ValueError                                Traceback (most recent call last)
File ~/work/socio4health/socio4health/src/socio4health/extractor.py:175, in Extractor.extract(self)
    174 if self.input_path and self.input_path.startswith("http"):
--> 175     self._extract_online_mode()
    176 elif self.input_path and os.path.isdir(self.input_path):

File ~/work/socio4health/socio4health/src/socio4health/extractor.py:239, in Extractor._extract_online_mode(self)
    238     logging.error(f"Failed during web scraping: {e}")
--> 239     raise ValueError(f"Web scraping failed: {str(e)}")
    241 # Step 2: Filter and confirm files to download

ValueError: Web scraping failed: This event loop is already running

During handling of the above exception, another exception occurred:

ValueError                                Traceback (most recent call last)
Cell In[4], line 1
----> 1 col_dfs = col_online_extractor.extract()

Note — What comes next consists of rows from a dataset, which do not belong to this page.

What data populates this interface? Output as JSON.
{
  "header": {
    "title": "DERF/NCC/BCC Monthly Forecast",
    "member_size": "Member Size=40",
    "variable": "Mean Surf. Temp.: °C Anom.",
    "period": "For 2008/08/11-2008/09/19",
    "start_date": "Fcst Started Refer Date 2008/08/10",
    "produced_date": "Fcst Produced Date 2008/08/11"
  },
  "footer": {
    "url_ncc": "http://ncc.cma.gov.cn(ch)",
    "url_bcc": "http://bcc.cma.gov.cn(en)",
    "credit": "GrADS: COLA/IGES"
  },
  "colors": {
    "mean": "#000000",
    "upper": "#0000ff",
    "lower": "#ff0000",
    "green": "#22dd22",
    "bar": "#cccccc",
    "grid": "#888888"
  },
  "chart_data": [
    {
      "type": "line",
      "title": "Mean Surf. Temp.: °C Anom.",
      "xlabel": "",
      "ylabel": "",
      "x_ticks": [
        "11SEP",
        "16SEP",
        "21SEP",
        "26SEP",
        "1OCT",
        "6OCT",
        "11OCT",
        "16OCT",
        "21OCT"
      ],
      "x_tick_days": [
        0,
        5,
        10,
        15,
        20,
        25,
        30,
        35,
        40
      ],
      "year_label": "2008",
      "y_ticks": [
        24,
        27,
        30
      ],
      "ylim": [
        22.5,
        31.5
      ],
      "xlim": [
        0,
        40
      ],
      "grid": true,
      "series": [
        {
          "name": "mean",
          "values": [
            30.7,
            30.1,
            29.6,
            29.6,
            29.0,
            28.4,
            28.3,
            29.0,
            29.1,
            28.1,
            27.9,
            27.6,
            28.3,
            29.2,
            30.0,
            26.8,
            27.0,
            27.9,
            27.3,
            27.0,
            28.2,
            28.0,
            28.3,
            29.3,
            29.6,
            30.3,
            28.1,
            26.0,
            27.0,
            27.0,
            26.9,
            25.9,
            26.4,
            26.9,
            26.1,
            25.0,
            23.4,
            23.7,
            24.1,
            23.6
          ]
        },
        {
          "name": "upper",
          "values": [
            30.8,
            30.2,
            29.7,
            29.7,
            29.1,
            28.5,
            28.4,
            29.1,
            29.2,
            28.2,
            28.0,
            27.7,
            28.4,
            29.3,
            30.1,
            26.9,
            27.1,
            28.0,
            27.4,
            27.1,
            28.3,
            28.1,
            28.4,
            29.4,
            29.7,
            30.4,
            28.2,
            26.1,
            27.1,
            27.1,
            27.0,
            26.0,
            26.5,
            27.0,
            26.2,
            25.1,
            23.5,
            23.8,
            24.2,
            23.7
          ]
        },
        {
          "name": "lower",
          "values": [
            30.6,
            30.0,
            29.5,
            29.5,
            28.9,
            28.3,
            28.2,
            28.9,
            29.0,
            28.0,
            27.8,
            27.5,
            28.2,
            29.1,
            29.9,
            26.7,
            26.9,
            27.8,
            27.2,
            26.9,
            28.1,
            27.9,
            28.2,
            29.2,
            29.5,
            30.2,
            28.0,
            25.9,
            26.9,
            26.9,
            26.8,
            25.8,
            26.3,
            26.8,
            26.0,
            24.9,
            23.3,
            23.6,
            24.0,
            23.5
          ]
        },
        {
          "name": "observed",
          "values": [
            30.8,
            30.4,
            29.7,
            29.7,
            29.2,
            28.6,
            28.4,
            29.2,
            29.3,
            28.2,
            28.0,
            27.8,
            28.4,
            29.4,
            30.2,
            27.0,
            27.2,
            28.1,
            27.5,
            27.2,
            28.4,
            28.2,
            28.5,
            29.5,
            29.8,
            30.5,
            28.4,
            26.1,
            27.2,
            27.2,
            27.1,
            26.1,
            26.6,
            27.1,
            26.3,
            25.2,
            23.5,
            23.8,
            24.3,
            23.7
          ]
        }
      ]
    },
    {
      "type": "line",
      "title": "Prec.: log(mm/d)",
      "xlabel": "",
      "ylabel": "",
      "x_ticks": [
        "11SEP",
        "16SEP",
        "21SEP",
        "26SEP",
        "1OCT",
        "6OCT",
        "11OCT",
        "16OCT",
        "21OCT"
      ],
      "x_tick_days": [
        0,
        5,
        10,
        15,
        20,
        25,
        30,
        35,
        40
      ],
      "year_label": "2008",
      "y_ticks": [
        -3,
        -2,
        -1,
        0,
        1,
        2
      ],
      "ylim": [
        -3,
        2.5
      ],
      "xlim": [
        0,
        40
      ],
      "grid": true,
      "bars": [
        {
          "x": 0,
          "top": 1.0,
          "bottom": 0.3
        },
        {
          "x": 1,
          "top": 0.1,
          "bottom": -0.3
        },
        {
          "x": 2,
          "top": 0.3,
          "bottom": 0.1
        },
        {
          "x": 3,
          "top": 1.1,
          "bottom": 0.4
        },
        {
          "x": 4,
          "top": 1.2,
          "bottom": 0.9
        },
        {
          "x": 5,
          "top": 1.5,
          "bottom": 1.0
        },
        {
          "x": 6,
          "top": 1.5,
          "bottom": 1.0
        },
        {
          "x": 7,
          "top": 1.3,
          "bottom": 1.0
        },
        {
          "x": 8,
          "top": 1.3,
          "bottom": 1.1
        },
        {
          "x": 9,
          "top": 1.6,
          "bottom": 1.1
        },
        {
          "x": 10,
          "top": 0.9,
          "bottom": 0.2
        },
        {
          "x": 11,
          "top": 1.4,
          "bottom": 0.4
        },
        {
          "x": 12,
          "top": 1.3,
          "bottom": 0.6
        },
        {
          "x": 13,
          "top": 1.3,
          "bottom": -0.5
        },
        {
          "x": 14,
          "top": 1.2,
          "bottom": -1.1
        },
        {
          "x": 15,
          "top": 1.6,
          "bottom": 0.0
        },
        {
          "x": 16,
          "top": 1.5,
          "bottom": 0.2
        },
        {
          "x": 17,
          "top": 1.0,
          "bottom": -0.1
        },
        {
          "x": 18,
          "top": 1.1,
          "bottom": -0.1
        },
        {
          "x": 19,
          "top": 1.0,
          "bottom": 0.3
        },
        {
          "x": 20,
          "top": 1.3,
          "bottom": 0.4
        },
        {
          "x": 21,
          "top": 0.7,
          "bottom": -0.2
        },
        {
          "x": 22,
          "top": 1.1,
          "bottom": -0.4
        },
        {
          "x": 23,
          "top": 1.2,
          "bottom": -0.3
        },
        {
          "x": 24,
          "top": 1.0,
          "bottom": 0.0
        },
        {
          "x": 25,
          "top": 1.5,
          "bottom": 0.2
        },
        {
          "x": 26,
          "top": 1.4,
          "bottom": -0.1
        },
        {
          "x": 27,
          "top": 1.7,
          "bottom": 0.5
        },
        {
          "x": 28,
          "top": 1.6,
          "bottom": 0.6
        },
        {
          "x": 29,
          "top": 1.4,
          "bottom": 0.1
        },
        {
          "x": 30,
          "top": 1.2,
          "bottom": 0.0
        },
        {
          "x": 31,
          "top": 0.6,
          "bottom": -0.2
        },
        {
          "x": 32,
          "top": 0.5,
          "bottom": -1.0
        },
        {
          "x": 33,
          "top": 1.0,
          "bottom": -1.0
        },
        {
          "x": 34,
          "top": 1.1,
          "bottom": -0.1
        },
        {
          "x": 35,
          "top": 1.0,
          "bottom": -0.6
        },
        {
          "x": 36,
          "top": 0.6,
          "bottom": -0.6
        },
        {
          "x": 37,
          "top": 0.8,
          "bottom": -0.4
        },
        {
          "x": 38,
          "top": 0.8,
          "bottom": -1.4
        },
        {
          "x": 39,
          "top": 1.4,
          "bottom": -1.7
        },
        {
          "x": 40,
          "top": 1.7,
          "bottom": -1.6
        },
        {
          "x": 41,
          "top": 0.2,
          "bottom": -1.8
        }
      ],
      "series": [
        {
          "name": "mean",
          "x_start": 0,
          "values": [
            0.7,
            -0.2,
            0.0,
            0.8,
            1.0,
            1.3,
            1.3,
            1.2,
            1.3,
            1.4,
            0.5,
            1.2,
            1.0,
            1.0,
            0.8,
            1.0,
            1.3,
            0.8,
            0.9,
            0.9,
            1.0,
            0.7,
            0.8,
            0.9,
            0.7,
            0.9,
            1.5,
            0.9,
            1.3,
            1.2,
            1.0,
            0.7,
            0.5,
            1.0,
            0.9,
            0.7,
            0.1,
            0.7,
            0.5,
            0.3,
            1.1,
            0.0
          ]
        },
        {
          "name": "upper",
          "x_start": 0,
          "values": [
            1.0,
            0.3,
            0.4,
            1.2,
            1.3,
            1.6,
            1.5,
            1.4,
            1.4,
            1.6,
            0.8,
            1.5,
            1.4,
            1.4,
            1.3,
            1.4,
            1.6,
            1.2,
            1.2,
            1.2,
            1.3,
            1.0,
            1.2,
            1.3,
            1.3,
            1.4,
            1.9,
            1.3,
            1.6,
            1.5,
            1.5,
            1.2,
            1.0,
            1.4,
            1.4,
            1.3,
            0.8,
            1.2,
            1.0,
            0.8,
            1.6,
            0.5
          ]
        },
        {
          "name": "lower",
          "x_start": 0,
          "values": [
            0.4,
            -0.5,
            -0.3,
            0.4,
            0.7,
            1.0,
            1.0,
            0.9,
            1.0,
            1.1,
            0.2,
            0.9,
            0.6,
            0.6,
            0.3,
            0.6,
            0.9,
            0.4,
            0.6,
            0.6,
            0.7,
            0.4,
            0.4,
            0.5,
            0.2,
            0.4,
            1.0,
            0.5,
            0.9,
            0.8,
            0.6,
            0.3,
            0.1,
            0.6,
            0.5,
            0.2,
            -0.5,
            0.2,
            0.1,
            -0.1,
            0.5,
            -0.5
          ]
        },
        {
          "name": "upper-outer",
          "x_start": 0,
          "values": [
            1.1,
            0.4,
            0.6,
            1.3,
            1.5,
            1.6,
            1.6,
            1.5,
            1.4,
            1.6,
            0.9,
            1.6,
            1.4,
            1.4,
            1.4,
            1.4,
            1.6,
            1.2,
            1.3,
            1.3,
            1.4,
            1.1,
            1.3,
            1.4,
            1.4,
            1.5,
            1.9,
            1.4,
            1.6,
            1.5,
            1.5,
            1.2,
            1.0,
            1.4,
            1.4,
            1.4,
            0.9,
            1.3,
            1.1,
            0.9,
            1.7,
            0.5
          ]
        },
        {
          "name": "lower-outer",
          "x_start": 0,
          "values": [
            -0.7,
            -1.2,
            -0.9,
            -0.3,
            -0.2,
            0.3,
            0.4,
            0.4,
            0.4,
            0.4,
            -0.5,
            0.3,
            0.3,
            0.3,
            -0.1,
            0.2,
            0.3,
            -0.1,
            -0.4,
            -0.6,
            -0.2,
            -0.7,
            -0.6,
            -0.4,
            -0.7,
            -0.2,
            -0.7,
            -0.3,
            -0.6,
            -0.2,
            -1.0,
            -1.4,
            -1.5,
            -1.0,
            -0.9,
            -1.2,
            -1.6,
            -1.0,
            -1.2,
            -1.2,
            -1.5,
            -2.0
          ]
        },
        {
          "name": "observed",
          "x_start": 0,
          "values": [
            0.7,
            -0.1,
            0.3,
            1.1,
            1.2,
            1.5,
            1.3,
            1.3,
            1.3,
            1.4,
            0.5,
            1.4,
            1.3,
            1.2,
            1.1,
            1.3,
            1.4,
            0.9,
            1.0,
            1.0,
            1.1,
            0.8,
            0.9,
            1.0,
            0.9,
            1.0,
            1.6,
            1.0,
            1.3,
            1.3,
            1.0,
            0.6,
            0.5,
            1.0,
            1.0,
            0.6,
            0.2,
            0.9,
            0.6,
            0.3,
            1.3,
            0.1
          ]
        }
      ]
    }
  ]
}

File ~/work/socio4health/socio4health/src/socio4health/extractor.py:181, in Extractor.extract(self)
    179 except Exception as e:
    180     logging.error(f"Exception while extracting data: {e}")
--> 181     raise ValueError(f"Extraction failed: {str(e)}")
    183 return self.dataframes

ValueError: Extraction failed: Web scraping failed: This event loop is already running

Use case 2: Extracting data from Brazil#

We are downloading the Brazilian data from the Brazilian Institute of Geography and Statistics (IBGE) website. The Extractor class is used to download the data. In this case, we are extracting the Brazilian National Continuous Household Sample Survey (PNADC) for the year 2024

⚠️
Important: is_fwf parameter is set to True, which indicates that the data files are in fixed-width format. The colnames and colspecs parameters must be provided. In this example, they are set to the corresponding available enums for PNADC data, which define the column names and specifications for the dataset. See more details in socio4health.enums.data_info_enum documentation .
bra_online_extractor = Extractor(input_path="https://ftp.ibge.gov.br/Trabalho_e_Rendimento/Pesquisa_Nacional_por_Amostra_de_Domicilios_continua/Trimestral/Microdados/2024/", down_ext=['.txt','.zip'], is_fwf=True, colnames=BraColnamesEnum.PNADC.value, colspecs=BraColspecsEnum.PNADC.value, output_path="../data", depth=0)

bra_dfs = bra_online_extractor.extract()

Use case 3: Extracting data from Peru#

Peruvian data is extracted from the National Institute of Statistics and Informatics (INEI) website. In this case, we are extracting the National Household Survey (ENAHO) for the year 2022. The down_ext parameter is set to download .csv and .zip files, and the sep parameter is set to ;, indicating that the data files are semicolon-separated values.

per_online_extractor = Extractor(input_path="https://www.inei.gob.pe/media/DATOS_ABIERTOS/ENAHO/DATA/2022.zip", down_ext=['.csv','.zip'], output_path="../data", depth=0)

per_dfs = per_online_extractor.extract()
<socio4health.extractor.Extractor at 0x1891198c6e0>

Further steps#

  • Harmonize the extracted data using the Harmonizer class from the socio4health library. You can follow the Harmonization tutorial for more details.